If fertility decline is a signal, then a serious response must look beyond slogans and ask better questions. Are we making family formation economically possible? Are we protecting reproductive health before infertility reaches a crisis point? Are we studying the cumulative impact of exposures across food, water, air, homes, workplaces, and consumer products? Are we holding regulators and industries accountable for the conditions families are expected to navigate?
What Can Be Done?
A serious response to fertility decline should include:
- Reducing avoidable exposures in homes, schools, workplaces, food, water, and consumer products. Families can take steps where possible, such as filtering drinking water, reducing plastic food contact, choosing safer personal care and cleaning products, avoiding unnecessary pesticide use, and supporting cleaner food systems. But exposure reduction cannot fall on individuals alone.
- Making family formation economically and medically possible through affordable housing, paid parental leave, childcare support, flexible work, access to reproductive healthcare, and policies that do not punish parents for having children.
- Advocating for better screening, care, and research for conditions that affect fertility, including PCOS, endometriosis, thyroid dysfunction, metabolic dysfunction, male-factor infertility, recurrent miscarriage, and other reproductive health concerns. These issues should be identified earlier, studied more seriously, and treated as public health priorities rather than private struggles.
- Holding regulators and industries accountable through stronger chemical transparency, safer food packaging, cleaner water standards, pesticide reduction, cumulative-exposure research, and support for organizations like Moms Across America that push for safer food, cleaner environments, and stronger protections for families.
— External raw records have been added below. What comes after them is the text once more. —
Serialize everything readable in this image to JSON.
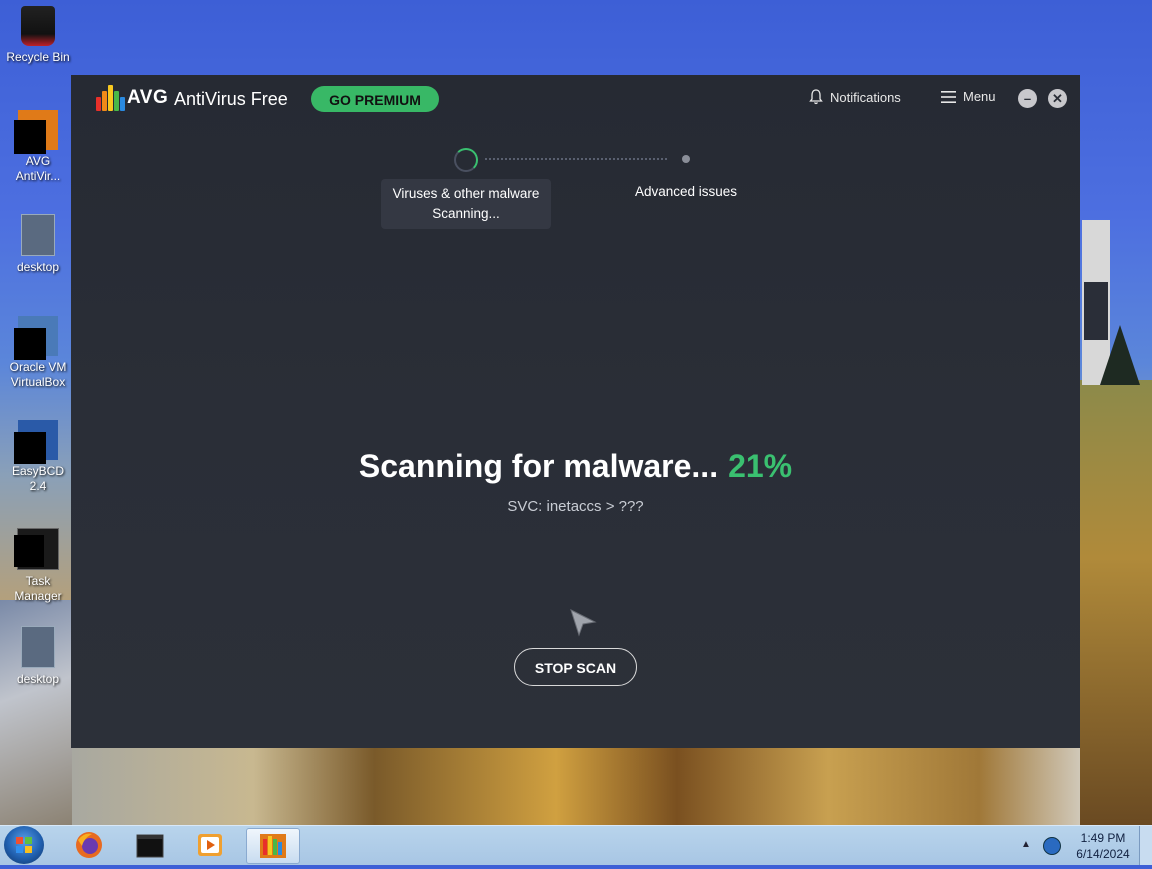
{
  "desktop": {
    "icons": [
      {
        "label": "Recycle Bin",
        "icon": "recycle-bin-icon"
      },
      {
        "label": "AVG\nAntiVir...",
        "icon": "avg-icon"
      },
      {
        "label": "desktop",
        "icon": "document-icon"
      },
      {
        "label": "Oracle VM\nVirtualBox",
        "icon": "virtualbox-icon"
      },
      {
        "label": "EasyBCD 2.4",
        "icon": "easybcd-icon"
      },
      {
        "label": "Task\nManager",
        "icon": "task-manager-icon"
      },
      {
        "label": "desktop",
        "icon": "document-icon"
      }
    ]
  },
  "app": {
    "brand": "AVG",
    "name": "AntiVirus Free",
    "premium_label": "GO PREMIUM",
    "notifications_label": "Notifications",
    "menu_label": "Menu",
    "minimize_symbol": "–",
    "close_symbol": "✕",
    "accent_color": "#3ac070",
    "steps": [
      {
        "title": "Viruses & other malware",
        "status": "Scanning..."
      },
      {
        "title": "Advanced issues",
        "status": ""
      }
    ],
    "scan_title": "Scanning for malware...",
    "scan_percent": "21%",
    "scan_progress": 0.21,
    "scan_item": "SVC: inetaccs > ???",
    "stop_label": "STOP SCAN"
  },
  "taskbar": {
    "items": [
      {
        "icon": "firefox-icon"
      },
      {
        "icon": "terminal-icon"
      },
      {
        "icon": "media-player-icon"
      },
      {
        "icon": "avg-icon",
        "active": true
      }
    ],
    "tray_arrow": "▲",
    "time": "1:49 PM",
    "date": "6/14/2024"
  }
}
The question is not whether every person should have children. The question is whether we are building a world where the people who want to can, and where human reproduction is protected as a basic marker of public health. “Reproductive rights” now has a new meaning; no longer should we see these words and think, the right to abortion. Abortion is a moot point if American women cannot get pregnant.
This is demonstrated by data from 2023, in which the U.S. had just over one million abortions, while CDC infertility data suggest roughly 8 million women of reproductive age experienced impaired fertility or difficulty carrying a pregnancy. Infertility affects roughly eight times more women than the number of women who do not want/abort.
If we are willing to look beyond the surface, fertility collapse may be telling us something profound: not just about birth rates, but about the health of the world we have built.